Bayfront Medical Center is a St. Petersburg institution with a proud history of treating the poor and the uninsured as a not-for-profit hospital. So it is unsettling to contemplate Bayfront's move to join a for-profit hospital chain under investigation by the Department of Justice for the way it runs its emergency rooms. Bayfront officials and the St. Petersburg City Council, which must approve a new lease because the hospital sits on city-owned land, should ask more hard questions before deciding whether to go forward with the deal next spring.
Health Management Associates, which would buy an 80 percent interest in Bayfront, defends its record and pledges to continue Bayfront's commitment to serving the poor and uninsured. But those promises are at odds with Sunday's critical report on CBS's 60 Minutes that HMA has pressured doctors to admit a high number of emergency room patients to increase profits.
The news program interviewed more than 100 current and former employees of HMA, which owns 70 hospitals in 15 states — including 22 in Florida and three in the Tampa Bay area. Former HMA doctors and hospital officials described how their hospitals were pressured to admit as much as 20 percent of emergency room patients with little regard to their medical needs in an effort to make more money. For Medicare patients, one Pennsylvania doctor said, the benchmark was 50 percent. Alan Levine, HMA senior vice president and head of its Florida group, denied to 60 Minutes and to the Tampa Bay Times editorial board on Monday that there were any arbitrary quotas. But that sort of profit-driven atmosphere would not fit Bayfront Medical Center's mission.
Those were not the only revelations in the 60 Minutes report that should concern Mayor Bill Foster and City Council members. The report also recounted how an FBI veteran who worked for HMA auditing its hospitals concluded that four hospitals inappropriately billed Medicare and Medicaid for hundreds of thousands of dollars. He was eventually fired and has sued HMA. Levine said the accusations of Medicare fraud are inaccurate, talked of the hospital industry's larger complaints about federal policy regarding Medicare patient admissions, and said HMA is cooperating with the Justice Department's investigation.
It's understandable why Bayfront has spent two years exploring its options. Stand-alone nonprofit hospitals are becoming a rare breed, and Bayfront's operating profit was less than 1 percent last year. Whether the timing is right given the coming changes through the Affordable Care Act and whether HMA is the right fit is not as clear.
Bayfront CEO and president Sue Brody said Monday that HMA has been forthcoming about the allegations and the federal investigation. Bayfront officials will continue to ask questions and perform due diligence, but they said they see no reason to stop the deal.

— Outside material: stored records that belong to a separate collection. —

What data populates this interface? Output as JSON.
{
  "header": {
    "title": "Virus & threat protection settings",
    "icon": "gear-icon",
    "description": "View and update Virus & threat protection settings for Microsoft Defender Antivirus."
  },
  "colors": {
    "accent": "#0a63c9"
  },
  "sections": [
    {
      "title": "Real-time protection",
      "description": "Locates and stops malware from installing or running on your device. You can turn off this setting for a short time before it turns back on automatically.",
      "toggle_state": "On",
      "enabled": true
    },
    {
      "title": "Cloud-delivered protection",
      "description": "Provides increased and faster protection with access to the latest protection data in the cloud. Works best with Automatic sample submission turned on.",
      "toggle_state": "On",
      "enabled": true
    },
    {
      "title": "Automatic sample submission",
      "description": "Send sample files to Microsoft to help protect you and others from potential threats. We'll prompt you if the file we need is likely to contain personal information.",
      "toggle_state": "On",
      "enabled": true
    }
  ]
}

While Bayfront would become a for-profit hospital, an eight-member board would be divided evenly between HMA and a new Bayfront not-for-profit. Bayfront's current policy toward treating the poor and uninsured would be written into the purchase agreement. That's all good, but ultimately the for-profit chain with the 80 percent ownership stake will have the final say at an institution that has been locally controlled for more than a century.
Bayfront Medical Center is one of St. Petersburg's most precious assets. It employs 2,500 and provided $35 million in uncompensated charity care last year. Before signing off on any new ownership structure, Bayfront officials and the city should seek more answers about how HMA does business.